Samuel Ward & Obadiah Rich Antique Coin Silver Bowl, Boston, 1832-35

Notify me when similar is available:

This is an exceptionally rare bowl made by the short-lived partnership of Samuel L. Ward and Obadiah Rich. It is a beautiful bowl with lovely proportions in a classic shape. The square plinth base is attached to the gracefully curved column and bowl bearing an 'MAF' monogram.

The partnership of Ward & Rich dates from 1832-35. Little of their silver is known today, but they produced the most important piece of Boston made silver of their era - the Daniel Webster Vase.

The Webster Vase illustrated in Gleason's Pictorial Drawing-Room Companionis pictured below.

'On the 12th of October, 1835, the citizens of Boston presented Mr.
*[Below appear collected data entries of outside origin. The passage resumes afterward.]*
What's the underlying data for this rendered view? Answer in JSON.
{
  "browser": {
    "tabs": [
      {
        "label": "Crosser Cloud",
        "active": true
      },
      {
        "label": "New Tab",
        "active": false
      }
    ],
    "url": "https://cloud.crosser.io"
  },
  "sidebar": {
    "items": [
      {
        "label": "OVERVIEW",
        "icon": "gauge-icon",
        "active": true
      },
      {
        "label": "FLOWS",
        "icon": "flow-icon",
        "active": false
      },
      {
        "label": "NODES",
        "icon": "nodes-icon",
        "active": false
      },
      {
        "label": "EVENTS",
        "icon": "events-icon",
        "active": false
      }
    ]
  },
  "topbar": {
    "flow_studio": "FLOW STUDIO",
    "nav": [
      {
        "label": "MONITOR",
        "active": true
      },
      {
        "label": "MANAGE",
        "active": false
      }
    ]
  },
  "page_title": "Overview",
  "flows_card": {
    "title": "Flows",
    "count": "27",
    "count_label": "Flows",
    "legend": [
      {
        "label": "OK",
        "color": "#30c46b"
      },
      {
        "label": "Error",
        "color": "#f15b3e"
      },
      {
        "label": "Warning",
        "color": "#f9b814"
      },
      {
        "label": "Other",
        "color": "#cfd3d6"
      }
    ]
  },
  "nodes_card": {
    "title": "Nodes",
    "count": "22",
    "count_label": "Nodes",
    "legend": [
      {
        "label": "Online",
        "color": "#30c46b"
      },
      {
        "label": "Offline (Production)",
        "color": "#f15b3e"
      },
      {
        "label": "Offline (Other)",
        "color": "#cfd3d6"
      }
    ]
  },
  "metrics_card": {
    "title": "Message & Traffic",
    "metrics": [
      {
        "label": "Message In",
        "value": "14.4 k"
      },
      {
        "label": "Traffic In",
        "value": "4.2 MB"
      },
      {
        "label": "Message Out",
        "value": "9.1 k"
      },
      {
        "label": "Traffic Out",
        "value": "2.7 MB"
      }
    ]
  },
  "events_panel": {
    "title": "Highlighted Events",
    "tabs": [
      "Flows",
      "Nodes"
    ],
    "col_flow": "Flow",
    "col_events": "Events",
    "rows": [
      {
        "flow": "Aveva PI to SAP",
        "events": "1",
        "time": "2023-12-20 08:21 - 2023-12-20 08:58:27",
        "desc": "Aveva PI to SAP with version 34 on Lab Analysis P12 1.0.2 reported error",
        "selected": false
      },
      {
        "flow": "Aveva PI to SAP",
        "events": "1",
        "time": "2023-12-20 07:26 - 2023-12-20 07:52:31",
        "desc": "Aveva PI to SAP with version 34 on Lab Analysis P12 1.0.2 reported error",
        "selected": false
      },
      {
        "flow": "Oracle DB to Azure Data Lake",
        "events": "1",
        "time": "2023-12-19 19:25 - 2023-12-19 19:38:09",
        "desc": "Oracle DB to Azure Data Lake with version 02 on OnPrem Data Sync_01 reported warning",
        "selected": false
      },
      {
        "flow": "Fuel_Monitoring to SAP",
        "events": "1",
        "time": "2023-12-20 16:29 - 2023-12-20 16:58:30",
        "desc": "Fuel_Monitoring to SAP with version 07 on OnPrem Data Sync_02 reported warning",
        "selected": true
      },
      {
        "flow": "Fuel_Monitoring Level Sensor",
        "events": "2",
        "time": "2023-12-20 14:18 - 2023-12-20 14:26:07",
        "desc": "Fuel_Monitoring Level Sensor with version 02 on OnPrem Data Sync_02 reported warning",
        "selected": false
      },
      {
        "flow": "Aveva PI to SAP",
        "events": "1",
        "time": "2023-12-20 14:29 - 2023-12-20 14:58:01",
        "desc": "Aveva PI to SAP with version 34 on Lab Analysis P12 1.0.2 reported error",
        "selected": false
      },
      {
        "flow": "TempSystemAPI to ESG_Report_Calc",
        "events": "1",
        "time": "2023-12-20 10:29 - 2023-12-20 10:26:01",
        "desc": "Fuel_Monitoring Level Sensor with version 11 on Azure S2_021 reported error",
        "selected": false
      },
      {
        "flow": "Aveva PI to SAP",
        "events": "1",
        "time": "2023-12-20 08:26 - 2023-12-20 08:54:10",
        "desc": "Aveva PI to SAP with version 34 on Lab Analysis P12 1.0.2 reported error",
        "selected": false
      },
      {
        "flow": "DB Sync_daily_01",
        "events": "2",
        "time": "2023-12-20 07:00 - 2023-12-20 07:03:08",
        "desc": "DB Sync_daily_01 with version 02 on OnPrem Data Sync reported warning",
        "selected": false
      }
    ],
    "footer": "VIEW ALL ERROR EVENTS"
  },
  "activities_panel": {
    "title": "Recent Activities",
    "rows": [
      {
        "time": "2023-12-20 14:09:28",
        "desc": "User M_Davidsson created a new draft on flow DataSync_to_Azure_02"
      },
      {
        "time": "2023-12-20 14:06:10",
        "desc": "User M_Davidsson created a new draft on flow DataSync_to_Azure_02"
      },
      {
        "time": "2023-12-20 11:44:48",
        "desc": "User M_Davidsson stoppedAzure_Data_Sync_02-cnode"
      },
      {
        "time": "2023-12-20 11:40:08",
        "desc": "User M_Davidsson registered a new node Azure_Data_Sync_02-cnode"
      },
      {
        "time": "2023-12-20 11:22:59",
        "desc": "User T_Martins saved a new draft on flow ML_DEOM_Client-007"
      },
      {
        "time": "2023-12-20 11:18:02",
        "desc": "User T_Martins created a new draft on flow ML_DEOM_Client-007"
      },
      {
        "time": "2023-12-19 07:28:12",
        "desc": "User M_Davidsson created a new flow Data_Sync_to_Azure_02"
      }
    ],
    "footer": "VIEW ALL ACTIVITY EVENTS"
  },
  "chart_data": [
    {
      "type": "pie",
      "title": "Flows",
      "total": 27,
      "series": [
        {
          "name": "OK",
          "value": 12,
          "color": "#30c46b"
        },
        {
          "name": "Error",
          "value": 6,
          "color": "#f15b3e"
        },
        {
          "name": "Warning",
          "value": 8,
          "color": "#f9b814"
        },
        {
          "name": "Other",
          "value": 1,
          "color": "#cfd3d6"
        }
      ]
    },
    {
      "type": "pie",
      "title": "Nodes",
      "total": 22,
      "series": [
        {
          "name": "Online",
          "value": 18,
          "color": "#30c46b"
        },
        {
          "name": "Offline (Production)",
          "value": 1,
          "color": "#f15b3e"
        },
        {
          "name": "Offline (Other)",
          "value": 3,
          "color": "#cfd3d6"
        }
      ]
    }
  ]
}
Webster a massive silver vase in testimony of their gratitude for his services in defense of the Constitution against South Carolina-Nullification'.(1) 'The vase was placed on a pedestal covered with the American Flag, and contained on its front the following inscription: To Daniel Webster, defender of the Constitution of the United States; from the Citizens of Boston, Oct. 12, 1835'.(2)

Sold by the firm of Jones, Ball & Co. (predecessors to Shreve, Crump & Low), The vase was proudly displayed by them at the 1853 Crystal Palace Exhibition in New York City.(3)

This is the first time we have seen this very rare mark and the only extant piece of this important firms work that we are aware of other than the famous Webster Vase.

This rare bowl is marked on the side of the foot 'Ward & Rich/ Boston'. It is also marked underneath 'Ward & Rich/ Boston' with the date '1835'. It measures 7 inches in diameter by just under 5.5 inches high, weighs 15.25 troy ounces and is in excellent antique condition.


  1. Daniel Webster, Select Speeches of Daniel Webster, 1817-45, (DC Heath & Co, 1891), p. 386
  2. Daniel Webster, The Union Textbook Containing Selections of the Writings of Daniel Webster, (GG Evans, 1860), p. 228
  3. 'Jones, Ball & Co's Silver Ware' in Gleason's Pictorial Drawing Room Companion, September 1853, p. 153.